Natural gas shortages, which began as a European problem, are becoming more acute in Europe and are beginning to spread globally. Dutch TTF gas futures, the European benchmark, have surged nearly 500% in the last year. Asian liquefied natural gas (LNG) spot rates have likewise more than doubled in 2021, as competition from European buyers has driven a scramble for LNG and other fuels. Skyrocketing natural gas prices have caused a jump in electricity prices across Europe and are driving an increase in coal and oil prices globally as producers switch to other energy sources. The global run on energy has several causes. Last year’s cold winter left Europe with exceptionally low gas inventories. A jump in global manufacturing activity this year coincided with a perfect storm of energy production and distribution snags around the world—from nuclear outages in Europe to hurricane-induced shutdowns of LNG export terminals in the US. Russia is also likely squeezing supply in order to pressure Europe into operationalizing the Nord Stream 2 pipeline.

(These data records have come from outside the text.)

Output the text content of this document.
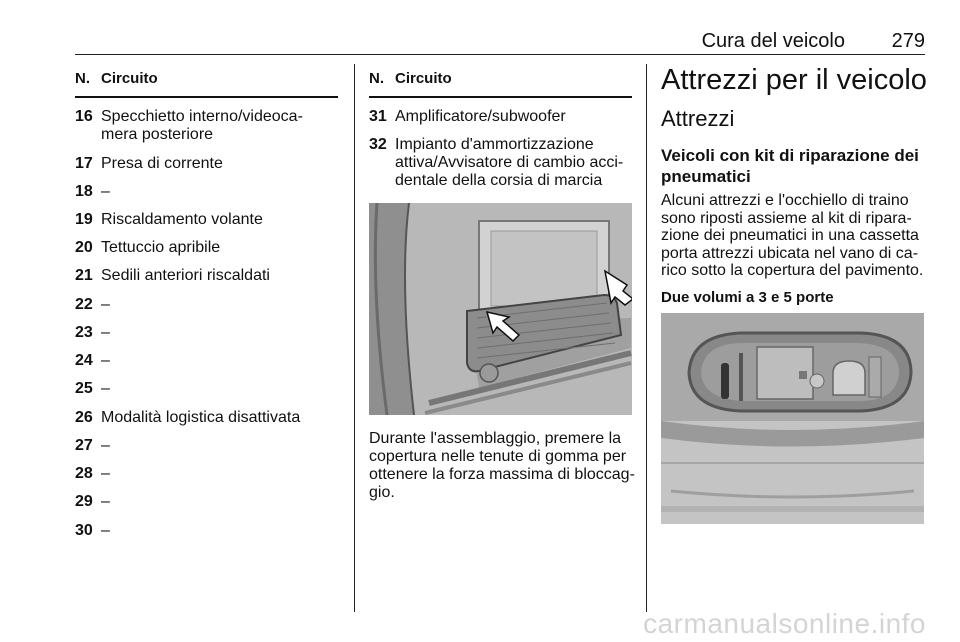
Cura del veicolo 279
N. Circuito
16 Specchietto interno/videoca-
mera posteriore
17 Presa di corrente
18 –
19 Riscaldamento volante
20 Tettuccio apribile
21 Sedili anteriori riscaldati
22 –
23 –
24 –
25 –
26 Modalità logistica disattivata
27 –
28 –
29 –
30 –
N. Circuito
31 Amplificatore/subwoofer
32 Impianto d'ammortizzazione
attiva/Avvisatore di cambio acci-
dentale della corsia di marcia
Durante l'assemblaggio, premere la
copertura nelle tenute di gomma per
ottenere la forza massima di bloccag-
gio.
Attrezzi per il veicolo
Attrezzi
Veicoli con kit di riparazione dei
pneumatici
Alcuni attrezzi e l'occhiello di traino
sono riposti assieme al kit di ripara-
zione dei pneumatici in una cassetta
porta attrezzi ubicata nel vano di ca-
rico sotto la copertura del pavimento.
Due volumi a 3 e 5 porte
carmanualsonline.info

As the northern hemisphere enters winter, there is little question about whether natural gas prices will continue to rise—it is only a question of how bad shortages will get. In the best case, Europe lucks out with a mild winter, and a temporary decline in factory output in China eases acute pressures. In the worst case, severe winter weather could raise natural gas prices by an additional 400%, according to Citigroup market analysts, potentially causing power outages in Europe and further straining global supply chains. In all but the best-case scenario, energy shortages and distribution snags will have wide-ranging impacts on the global economy. Rising energy prices will drive higher producer and consumer inflation in most markets. Energy-producing markets will benefit from higher energy prices. Since natural gas is a key input in fertilizer production, natural gas shortages may drive higher food inflation.
Most multinationals across sectors and geographic markets will be affected by a higher energy cost outlook. Chemicals companies and firms operating in Europe will likely see the earliest and strongest pressures. If natural gas shortages become more acute and drive higher oil and coal prices, it will start to meaningfully affect the demand outlook for most of Asia and Latin America. North America, relatively abundant in natural gas, is more insulated; however, a worst-case scenario would still raise energy prices significantly and affect agricultural production. Firms should begin planning for a range of scenarios around a higher energy cost outlook, especially as they consider passing on already-high production costs through price increases.